La fondatezza degli stessi comporta l’accoglimento del ricorso incidentale.
La lamentata violazione dei criteri esegetici nell’interpretazione dei rogiti di vendita e di conferimento dell’appalto è sussistente.
Nella fattispecie si doveva mettere in correlazione con il complesso delle altre clausole contrattuali la clausola ex art. 10 del contratto di appalto (che escludeva ogni ingerenza del committente nell’esecuzione dell’opera) e quella ex art. 8 del medesimo (che limitava l’appalto alle opere da eseguire sulle porzioni di edificio di cui la committente si era riservata la proprietà).
Solo da una tale complessiva correlazione, sostenuta da adeguata motivazione è possibile addivenire ad una adeguata valutazione circa la richiesta declaratoria di corresponsabilità del P. con l’impresa costruttrice per i denunciati danni e la correlata condanna risarcitoria.

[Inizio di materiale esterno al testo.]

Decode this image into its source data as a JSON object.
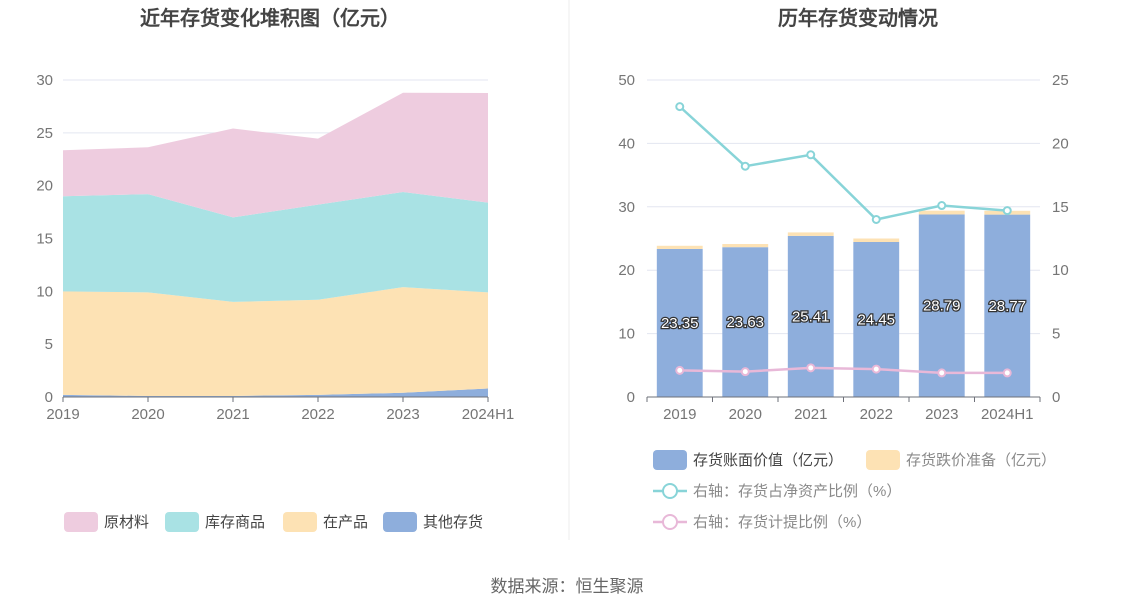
{
  "chart_data": [
    {
      "type": "area",
      "stacked": true,
      "title": "近年存货变化堆积图（亿元）",
      "categories": [
        "2019",
        "2020",
        "2021",
        "2022",
        "2023",
        "2024H1"
      ],
      "ylim": [
        0,
        30
      ],
      "yticks": [
        0,
        5,
        10,
        15,
        20,
        25,
        30
      ],
      "grid": true,
      "legend_position": "bottom",
      "series": [
        {
          "name": "其他存货",
          "color": "#8eaedc",
          "values": [
            0.2,
            0.1,
            0.1,
            0.2,
            0.4,
            0.8
          ]
        },
        {
          "name": "在产品",
          "color": "#fde2b4",
          "values": [
            9.8,
            9.8,
            8.9,
            9.0,
            10.0,
            9.1
          ]
        },
        {
          "name": "库存商品",
          "color": "#a9e2e4",
          "values": [
            9.0,
            9.3,
            8.0,
            9.0,
            9.0,
            8.5
          ]
        },
        {
          "name": "原材料",
          "color": "#eeccdf",
          "values": [
            4.35,
            4.43,
            8.41,
            6.25,
            9.39,
            10.37
          ]
        }
      ],
      "legend_order": [
        "原材料",
        "库存商品",
        "在产品",
        "其他存货"
      ]
    },
    {
      "type": "bar",
      "stacked": true,
      "title": "历年存货变动情况",
      "categories": [
        "2019",
        "2020",
        "2021",
        "2022",
        "2023",
        "2024H1"
      ],
      "ylim": [
        0,
        50
      ],
      "yticks": [
        0,
        10,
        20,
        30,
        40,
        50
      ],
      "y2lim": [
        0,
        25
      ],
      "y2ticks": [
        0,
        5,
        10,
        15,
        20,
        25
      ],
      "grid": true,
      "legend_position": "bottom",
      "series": [
        {
          "name": "存货账面价值（亿元）",
          "kind": "bar",
          "axis": "left",
          "color": "#8eaedc",
          "values": [
            23.35,
            23.63,
            25.41,
            24.45,
            28.79,
            28.77
          ],
          "data_labels": [
            "23.35",
            "23.63",
            "25.41",
            "24.45",
            "28.79",
            "28.77"
          ]
        },
        {
          "name": "存货跌价准备（亿元）",
          "kind": "bar",
          "axis": "left",
          "color": "#fde2b4",
          "values": [
            0.5,
            0.5,
            0.55,
            0.55,
            0.6,
            0.6
          ]
        },
        {
          "name": "右轴：存货占净资产比例（%）",
          "kind": "line",
          "axis": "right",
          "color": "#88d4d8",
          "values": [
            22.9,
            18.2,
            19.1,
            14.0,
            15.1,
            14.7
          ]
        },
        {
          "name": "右轴：存货计提比例（%）",
          "kind": "line",
          "axis": "right",
          "color": "#e8b8d8",
          "values": [
            2.1,
            2.0,
            2.3,
            2.2,
            1.9,
            1.9
          ]
        }
      ]
    }
  ],
  "footer": {
    "source": "数据来源：恒生聚源"
  }
}
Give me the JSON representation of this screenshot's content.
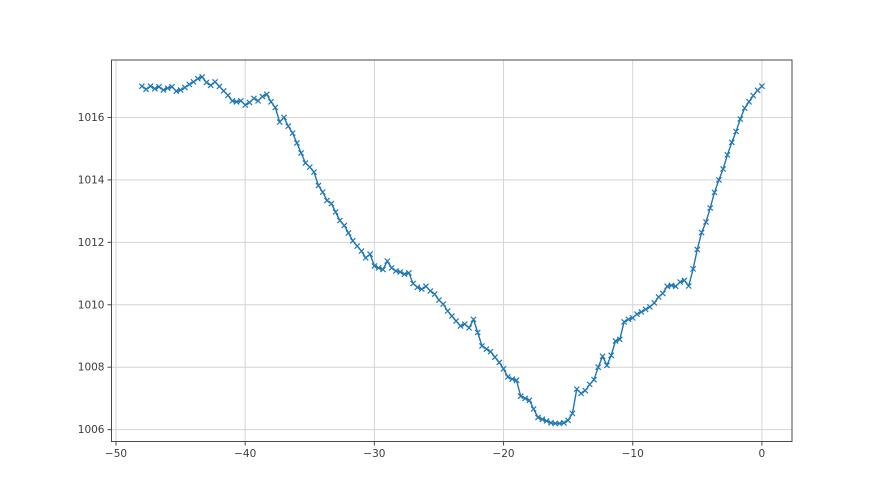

Sotto altro profilo la fondatezza del proposto ricorso incidentale emerge con riferimento al secondo motivo ed alla carenza motivazionale dell’impugnata decisione su un punto oggettivamente decisivo della controversia.
Si tratta dell’aspetto relativo alla motivazione della responsabilità del committente anche sulle opere estranee al contratto di appalto.
Sé è, infatti, vero che l’azione di responsabilità per rovina e difetti di cose immobili, prevista dall’art. 1669 c.c., può essere esercitata anche dall’acquirente nei confronti del venditore che risulti fornito della competenza tecnica per dare, direttamente o per il tramite del proprio direttore dei lavori, indicazioni specifiche all’appaltatore esecutore opera, gravando sul medesimo venditore l’onere di provare di non aver avuto alcun potere di direttiva o di controllo sull’impresa appaltatrice, così da superare la presunzione di addebitabilità dell’evento dannoso ad una propria condotta anche omissiva (Cass., Sezione, II, 17 aprile 2013, n. 9370), tuttavia nella concreta fattispecie in esame vi è una carenza nell’impugnata sentenza che non da adeguatamente conto del suo decisum.
Più specificamente, deve rilevarsi che la stessa decisione non ha chiarito adeguatamente le ragioni per cui “il P. era corresponsabile di tutti i danni provocati agli acquirenti dai gravi difetti dell’opera nel suo intero e non limitatamente a quanto realizzato sulle porzioni di cui si era riservata la proprietà.
Tanto in ragione della particolare fattispecie in esame, contrassegnata dall’aspetto per cui la valenza dell’intervenuto contratto di appalto era limitata alle suddette porzioni in ordine alle quali vi era stata riserva di proprietà.
6.- L’accoglimento del ricorso incidentale e, per quanto di ragione, di quello principale comportano la cassazione della sentenza impugnata ed il rinvio della causa alla Corte di Appello di Palermo, affinché la stessa decida la controversia uniformandosi ai principi di diritto sopra enunciati.

P.Q.M.

La Corte accoglie il secondo motivo del ricorso principale ed il ricorso incidentale, rigetta il primo ed il quarto motivo del ricorso principale, assorbito il terzo, cassa l’impugnata sentenza e rinvia ad altra sezione della Corte di Appello di Palermo.